On 4/26/23 09:36, nix via agora-discussion wrote:
An alternative, non cryptographic (or maybe more accurately, cryptography by hand) solution:
There was further discussion of this solution. It's probably crackable with a normal table, which might be mitigated by padding the table with dummy info. However, that discussion also lead to what is a probably more perfect solution:
Nix and Janet agree on a letter for each player (nix is A, Janet is B, 4st is C, and so on). Again, how they do so does not matter.
Nix then generates a number 1 through N (where N is the number of different roles) for each letter. These numbers do not have to be unique. Nix sends the number, letter combo to 4st.

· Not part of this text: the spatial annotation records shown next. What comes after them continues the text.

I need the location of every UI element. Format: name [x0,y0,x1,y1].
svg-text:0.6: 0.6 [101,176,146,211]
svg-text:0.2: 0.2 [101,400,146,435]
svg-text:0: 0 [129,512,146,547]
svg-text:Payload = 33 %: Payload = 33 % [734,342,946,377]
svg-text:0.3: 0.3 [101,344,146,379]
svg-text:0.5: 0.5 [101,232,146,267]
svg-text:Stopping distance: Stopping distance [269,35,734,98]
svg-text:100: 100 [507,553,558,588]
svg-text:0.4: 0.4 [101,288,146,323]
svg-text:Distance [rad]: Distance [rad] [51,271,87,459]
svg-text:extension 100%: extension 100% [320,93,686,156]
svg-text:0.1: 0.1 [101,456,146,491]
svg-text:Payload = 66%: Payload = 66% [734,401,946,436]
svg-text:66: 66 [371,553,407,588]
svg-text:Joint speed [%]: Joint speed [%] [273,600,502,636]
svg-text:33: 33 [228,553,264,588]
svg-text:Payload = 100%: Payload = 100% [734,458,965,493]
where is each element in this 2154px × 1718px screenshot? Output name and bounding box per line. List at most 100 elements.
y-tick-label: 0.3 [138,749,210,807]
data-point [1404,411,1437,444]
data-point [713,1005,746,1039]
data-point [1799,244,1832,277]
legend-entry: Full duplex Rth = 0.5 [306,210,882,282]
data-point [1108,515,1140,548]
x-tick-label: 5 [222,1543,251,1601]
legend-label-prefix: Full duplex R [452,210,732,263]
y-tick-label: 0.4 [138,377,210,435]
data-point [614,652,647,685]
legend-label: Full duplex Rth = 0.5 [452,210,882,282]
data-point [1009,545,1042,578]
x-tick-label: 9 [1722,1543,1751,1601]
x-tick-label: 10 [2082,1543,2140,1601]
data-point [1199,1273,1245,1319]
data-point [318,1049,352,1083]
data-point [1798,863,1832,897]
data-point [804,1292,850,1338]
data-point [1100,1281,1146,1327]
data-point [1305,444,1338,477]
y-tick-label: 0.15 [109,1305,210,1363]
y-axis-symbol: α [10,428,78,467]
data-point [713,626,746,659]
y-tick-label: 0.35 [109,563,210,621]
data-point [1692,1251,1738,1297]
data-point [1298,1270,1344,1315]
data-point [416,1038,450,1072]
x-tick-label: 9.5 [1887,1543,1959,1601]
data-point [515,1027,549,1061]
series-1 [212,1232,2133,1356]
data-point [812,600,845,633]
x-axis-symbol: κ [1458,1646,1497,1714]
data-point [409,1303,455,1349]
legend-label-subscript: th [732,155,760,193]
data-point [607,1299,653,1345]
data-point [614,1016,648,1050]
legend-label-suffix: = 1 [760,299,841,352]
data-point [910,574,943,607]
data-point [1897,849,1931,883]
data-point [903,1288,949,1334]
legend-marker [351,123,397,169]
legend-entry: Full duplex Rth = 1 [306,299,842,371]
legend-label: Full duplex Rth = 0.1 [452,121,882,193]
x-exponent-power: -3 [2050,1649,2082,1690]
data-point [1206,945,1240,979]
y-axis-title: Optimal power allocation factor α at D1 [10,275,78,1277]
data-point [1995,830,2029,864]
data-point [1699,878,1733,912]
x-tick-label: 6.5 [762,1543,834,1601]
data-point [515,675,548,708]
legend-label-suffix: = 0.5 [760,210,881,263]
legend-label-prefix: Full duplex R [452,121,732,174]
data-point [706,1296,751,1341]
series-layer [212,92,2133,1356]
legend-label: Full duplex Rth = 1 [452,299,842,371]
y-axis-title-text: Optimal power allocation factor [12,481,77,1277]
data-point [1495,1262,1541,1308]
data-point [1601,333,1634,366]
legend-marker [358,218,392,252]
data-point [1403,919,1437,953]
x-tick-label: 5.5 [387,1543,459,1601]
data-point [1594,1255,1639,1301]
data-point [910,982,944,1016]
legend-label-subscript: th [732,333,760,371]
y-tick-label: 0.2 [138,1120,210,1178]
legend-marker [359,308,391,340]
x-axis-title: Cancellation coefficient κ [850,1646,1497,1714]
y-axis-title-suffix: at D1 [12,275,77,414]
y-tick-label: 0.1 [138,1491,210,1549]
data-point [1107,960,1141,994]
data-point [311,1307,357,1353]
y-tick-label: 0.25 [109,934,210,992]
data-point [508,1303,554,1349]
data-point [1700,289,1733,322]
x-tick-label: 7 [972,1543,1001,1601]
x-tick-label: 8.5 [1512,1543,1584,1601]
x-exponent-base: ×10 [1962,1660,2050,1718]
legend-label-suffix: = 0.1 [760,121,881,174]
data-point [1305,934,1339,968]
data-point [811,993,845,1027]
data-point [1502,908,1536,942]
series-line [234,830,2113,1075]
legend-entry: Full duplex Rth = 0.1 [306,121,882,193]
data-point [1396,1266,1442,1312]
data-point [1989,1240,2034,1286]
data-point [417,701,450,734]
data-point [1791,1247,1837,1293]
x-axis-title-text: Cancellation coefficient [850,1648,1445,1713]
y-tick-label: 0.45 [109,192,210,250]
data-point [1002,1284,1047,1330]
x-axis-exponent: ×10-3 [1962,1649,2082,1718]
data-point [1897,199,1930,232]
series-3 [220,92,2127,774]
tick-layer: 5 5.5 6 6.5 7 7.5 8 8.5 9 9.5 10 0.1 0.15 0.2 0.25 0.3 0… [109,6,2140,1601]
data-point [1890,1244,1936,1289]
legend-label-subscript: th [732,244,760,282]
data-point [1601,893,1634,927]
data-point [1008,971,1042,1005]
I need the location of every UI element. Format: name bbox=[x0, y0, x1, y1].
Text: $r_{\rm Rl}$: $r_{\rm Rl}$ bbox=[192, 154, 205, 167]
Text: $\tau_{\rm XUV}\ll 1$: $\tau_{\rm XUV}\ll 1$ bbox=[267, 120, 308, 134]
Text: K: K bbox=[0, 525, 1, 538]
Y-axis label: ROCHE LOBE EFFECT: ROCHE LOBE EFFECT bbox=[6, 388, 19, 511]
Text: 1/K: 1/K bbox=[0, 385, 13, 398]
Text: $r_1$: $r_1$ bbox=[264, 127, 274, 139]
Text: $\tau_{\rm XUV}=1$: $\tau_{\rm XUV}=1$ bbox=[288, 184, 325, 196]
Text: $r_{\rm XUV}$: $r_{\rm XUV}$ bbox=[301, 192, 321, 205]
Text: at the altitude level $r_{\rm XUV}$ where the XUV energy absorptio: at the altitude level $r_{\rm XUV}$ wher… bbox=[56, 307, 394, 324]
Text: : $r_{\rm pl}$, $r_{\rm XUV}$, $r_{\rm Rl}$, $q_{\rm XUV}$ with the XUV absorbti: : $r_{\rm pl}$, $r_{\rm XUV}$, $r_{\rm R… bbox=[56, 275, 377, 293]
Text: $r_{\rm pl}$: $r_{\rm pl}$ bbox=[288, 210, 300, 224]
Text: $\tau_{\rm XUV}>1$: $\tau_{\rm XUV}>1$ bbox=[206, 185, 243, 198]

4st now has the letter/number combos. 4st assigns a role to each one by writing a list of the roles where the correct role is in the correct spot. So if A2 is meant to be MAFIA, the list could be [defender, mafia, other role, fourth role]. The order doesn't matter as long as the correct role is in the correct spot and the list contains all roles.
4st passes the letter and list combos to Janet and let's nix know e has done so. Nix sends out the numbers to the correct players, Janet sends out the lists to the correct players.
Nix knows which person got which number, but not the lists. Janet knows which person got which list, but not the numbers. 4st knows which number corresponds to which list, but not who got them.